The Reserve Bank of Australia has met yesterday and interestingly has reiterated our views that we shared in my blog yesterday that the regulatory crackdown instituted by APRA is only a stop gap measure which is unlikely to have long-lasting effects on slowing down the investment market and growth of property prices.
The Governor of the RBA, Phillip Lowe, announced yesterday that boosting supply in the property market is the only way to break the trend of property values growing at a pace faster than incomes. Basic economics shows that prices are driven by the principles of supply and demand and this is our prevailing view.
Victorian and New South Wales State Government are also putting in measures to cool the housing market under control. To this end, the State Government of Victoria’s Minister for Planning has announced changes to reform development policy. These changes allow for greater development, by increasing the height limit of dwellings, number of storeys which can be built, and allowing more dwellings to be built on one lot.

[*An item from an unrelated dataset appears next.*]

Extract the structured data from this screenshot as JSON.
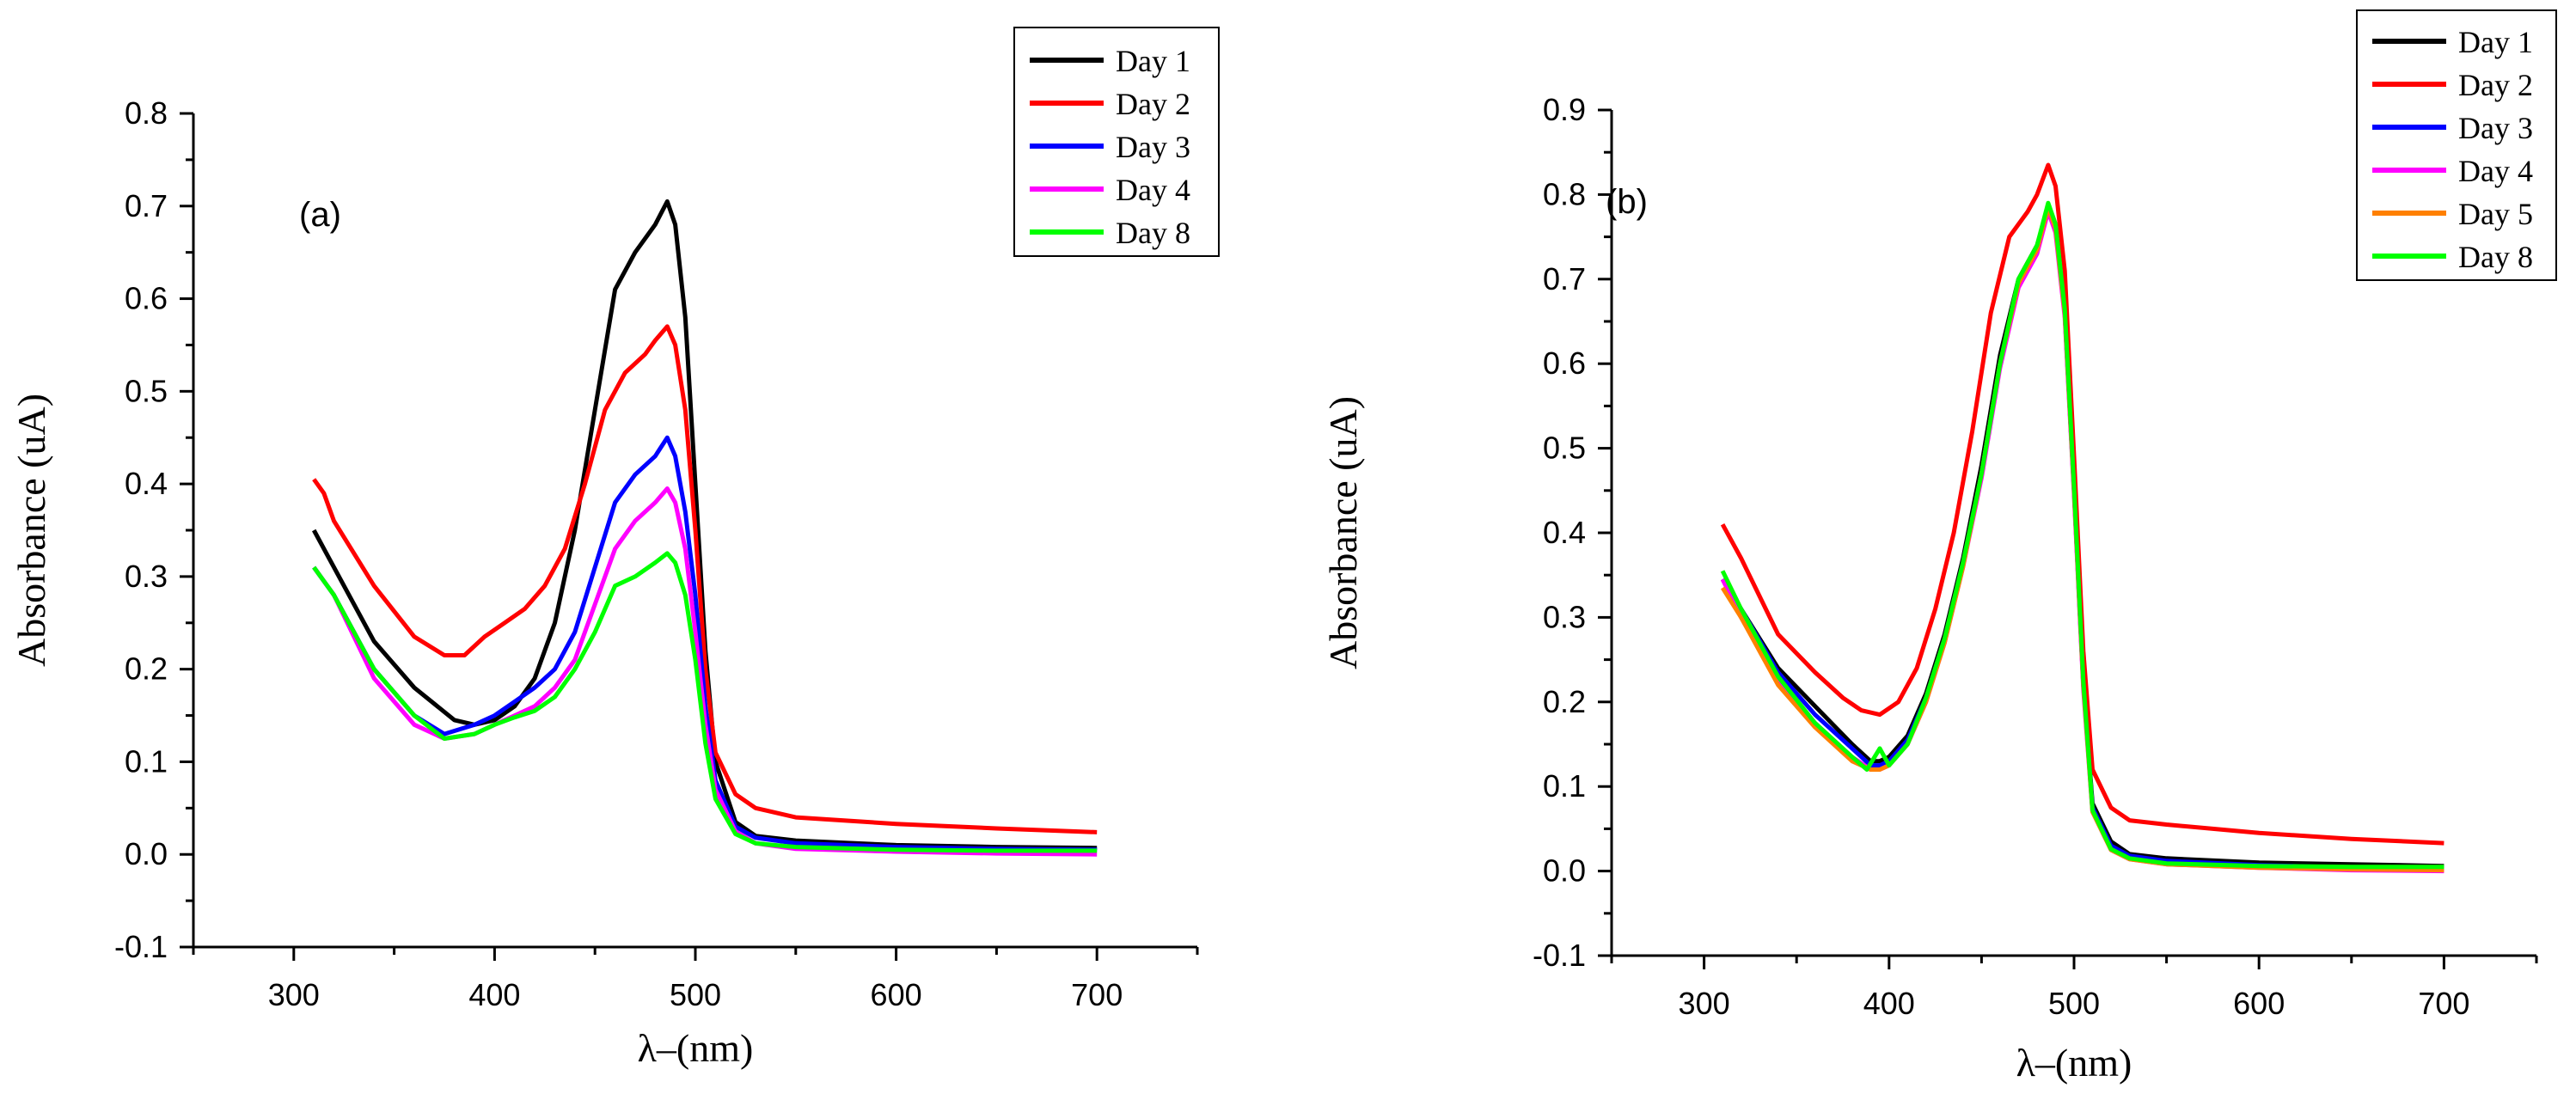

While it is easy to see how these measures may ease the lack of supply in sought after suburbs, they have been met with resistance by locals and councils alike. The author has received a letter from the City of Boroondara (shown below) outlining the detrimental effects these changes will have on neighbourhood character, streetscapes, residential amenities, population density and ultimately (although not specifically mentioned), property value. The council even goes so far as to urge owners and occupants to email the Minister with their concerns.
This highlights the tensions and competing interests in the Melbourne and Sydney property market. Particularly between first home buyers who are struggling to get their foot in the door, and on the other side of the fence (pun intended), property owners who want to protect the value of their assets. It is this struggle between competing interests which makes the solution of ‘increasing supply’ deceptively complex.